In his investment journey, Buffett has heavily invested in financial stocks like Wells Fargo and consumer discretionary stocks like Coca-Cola.
Although he was skeptical about the tech stocks for a large part of his career, on May 15, 2016, he took a giant leap by purchasing 9,811,747 shares of Apple for $108.99 a share, making his first foray into the tech world.
3. Don’t buy into the market’s emotionalism
According to Buffett, it’s important to stay calm as an investor.
He wrote in his letter, “Remember that the stock market is a manic depressive. Markets will rise and fall for many reasons, but most of the declines will be relatively temporary. It’s important not to be manic depressive along with the markets. You do this by keeping your eye on the future and ignoring short-term market gyrations.”
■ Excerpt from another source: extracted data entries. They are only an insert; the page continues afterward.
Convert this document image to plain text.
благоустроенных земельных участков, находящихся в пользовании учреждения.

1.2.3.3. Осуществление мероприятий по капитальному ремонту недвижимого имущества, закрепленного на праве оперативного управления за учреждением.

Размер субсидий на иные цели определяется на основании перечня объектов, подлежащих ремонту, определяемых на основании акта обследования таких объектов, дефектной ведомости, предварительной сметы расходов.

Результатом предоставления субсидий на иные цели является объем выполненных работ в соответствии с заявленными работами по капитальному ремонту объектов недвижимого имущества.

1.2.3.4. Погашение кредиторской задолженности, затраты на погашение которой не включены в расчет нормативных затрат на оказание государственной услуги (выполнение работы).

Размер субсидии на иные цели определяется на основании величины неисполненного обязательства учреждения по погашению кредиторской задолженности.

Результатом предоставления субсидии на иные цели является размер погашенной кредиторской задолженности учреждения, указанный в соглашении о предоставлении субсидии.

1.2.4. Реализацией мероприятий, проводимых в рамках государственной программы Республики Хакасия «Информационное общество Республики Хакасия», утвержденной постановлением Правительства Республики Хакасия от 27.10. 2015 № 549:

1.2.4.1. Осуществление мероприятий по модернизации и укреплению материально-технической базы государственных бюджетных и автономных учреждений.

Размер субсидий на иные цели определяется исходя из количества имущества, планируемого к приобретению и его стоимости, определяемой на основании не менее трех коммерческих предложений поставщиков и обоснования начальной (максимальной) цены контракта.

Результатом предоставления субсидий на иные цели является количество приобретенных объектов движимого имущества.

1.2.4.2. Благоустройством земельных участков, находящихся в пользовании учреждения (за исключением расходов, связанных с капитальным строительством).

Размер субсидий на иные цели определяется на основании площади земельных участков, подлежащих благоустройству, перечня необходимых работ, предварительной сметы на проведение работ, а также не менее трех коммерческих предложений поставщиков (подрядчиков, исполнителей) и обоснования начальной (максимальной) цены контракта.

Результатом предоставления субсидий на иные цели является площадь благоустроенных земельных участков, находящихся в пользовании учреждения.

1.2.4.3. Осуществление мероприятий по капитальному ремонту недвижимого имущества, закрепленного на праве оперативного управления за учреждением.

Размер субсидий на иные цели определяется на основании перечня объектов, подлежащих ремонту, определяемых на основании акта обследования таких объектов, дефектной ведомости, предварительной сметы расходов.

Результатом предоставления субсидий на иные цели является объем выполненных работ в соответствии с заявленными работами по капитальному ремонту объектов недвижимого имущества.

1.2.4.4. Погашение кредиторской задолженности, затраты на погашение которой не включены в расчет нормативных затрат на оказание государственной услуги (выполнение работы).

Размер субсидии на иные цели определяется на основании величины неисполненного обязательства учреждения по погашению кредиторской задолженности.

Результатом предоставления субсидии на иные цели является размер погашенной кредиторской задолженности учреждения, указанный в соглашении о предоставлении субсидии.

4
4. Take advantage of opportunities
“Every decade or so, dark clouds will fill the economic skies, and they will briefly rain gold. When downpours of that sort occur, it’s imperative that we rush outdoors carrying washtubs, not teaspoons.” Buffett wrote in his 2016 shareholder letter.
As an investor, you should always stick to the principle of buying low and selling high. With patience you’ll have plenty of opportunities to purchase great stocks at bargain-basement prices, as it’s currently happening with a number of stocks affected by the COVID-19 pandemic. This is the period regarded as the best time to buy stocks.